In a recently issued statement, Gridless said while mini-hydropower plants that generate below 100 KW (kilowatts) are being used so far, the company’s objective is to work with larger plants which can generate 500 KW. Gridless, a bitcoin mining firm said that:
We’ve been working with mini-grid hydro generators in Kenya on how to use their excess capacity for Bitcoin mining, which also significantly reduces the cost of power to the local community. We are small
According to one Twitter user known as Nick H, in Kenyan villages where the power plants are installed, the communities are only using an equivalent of 10% of the generators’ capacity. This means the power plants, which are being built to cater to the respective villages’ future electricity needs, are currently wasting much of the energy being produced.
Nick H posits that by “plugging in a few bitcoin miners to offtake the excess power,” the respective Kenyan villages can lower their power prices by as much as 90%.
Decentralizing Bitcoin Mining
Meanwhile, in addition to helping lower respective Kenyan communities’ electricity costs, it’s said that Gridless’ model — if widely adopted — could potentially see Kenya and the African continent, in general, become an important bitcoin mining hub.

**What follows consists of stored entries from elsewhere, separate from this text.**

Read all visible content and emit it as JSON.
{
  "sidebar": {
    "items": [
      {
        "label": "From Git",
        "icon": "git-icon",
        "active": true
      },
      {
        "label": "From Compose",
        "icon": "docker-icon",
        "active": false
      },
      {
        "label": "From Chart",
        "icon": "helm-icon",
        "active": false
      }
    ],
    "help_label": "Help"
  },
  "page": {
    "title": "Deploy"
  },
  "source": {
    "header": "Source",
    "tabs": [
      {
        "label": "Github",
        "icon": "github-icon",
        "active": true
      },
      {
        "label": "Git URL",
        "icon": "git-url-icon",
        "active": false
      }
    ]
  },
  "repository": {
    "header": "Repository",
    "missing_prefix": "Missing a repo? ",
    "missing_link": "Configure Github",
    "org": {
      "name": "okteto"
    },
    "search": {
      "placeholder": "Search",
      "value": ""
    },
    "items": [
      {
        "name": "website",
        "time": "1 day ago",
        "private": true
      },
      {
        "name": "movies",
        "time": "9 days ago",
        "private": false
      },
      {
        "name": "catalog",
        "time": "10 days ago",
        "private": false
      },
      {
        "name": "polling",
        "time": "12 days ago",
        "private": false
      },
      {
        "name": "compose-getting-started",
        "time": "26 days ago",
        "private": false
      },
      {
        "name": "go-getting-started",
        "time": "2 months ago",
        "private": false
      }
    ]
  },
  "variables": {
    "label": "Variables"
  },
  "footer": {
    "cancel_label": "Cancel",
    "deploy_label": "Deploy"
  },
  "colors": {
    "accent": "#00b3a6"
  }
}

“[This business model]This serves as an important decentralization for the numerous, centralized mega-sites that are currently mining bitcoin. Not only does it move some hashing power to Africa, but it also further distributes hashing to smaller sites,” Erik Hersman, a founder at Gridless, said in a blog post.
On Twitter, many users praised Gridless’ “absolutely incredible” business model and some like Anita from Guatemala asked how this could also be done in her country. In response, Gridless advised those interested in replicating this in their respective countries to find a “partner who likes to build small hydro and then work with them on the model so that it becomes a win/win/win for the power producer/community/miner.”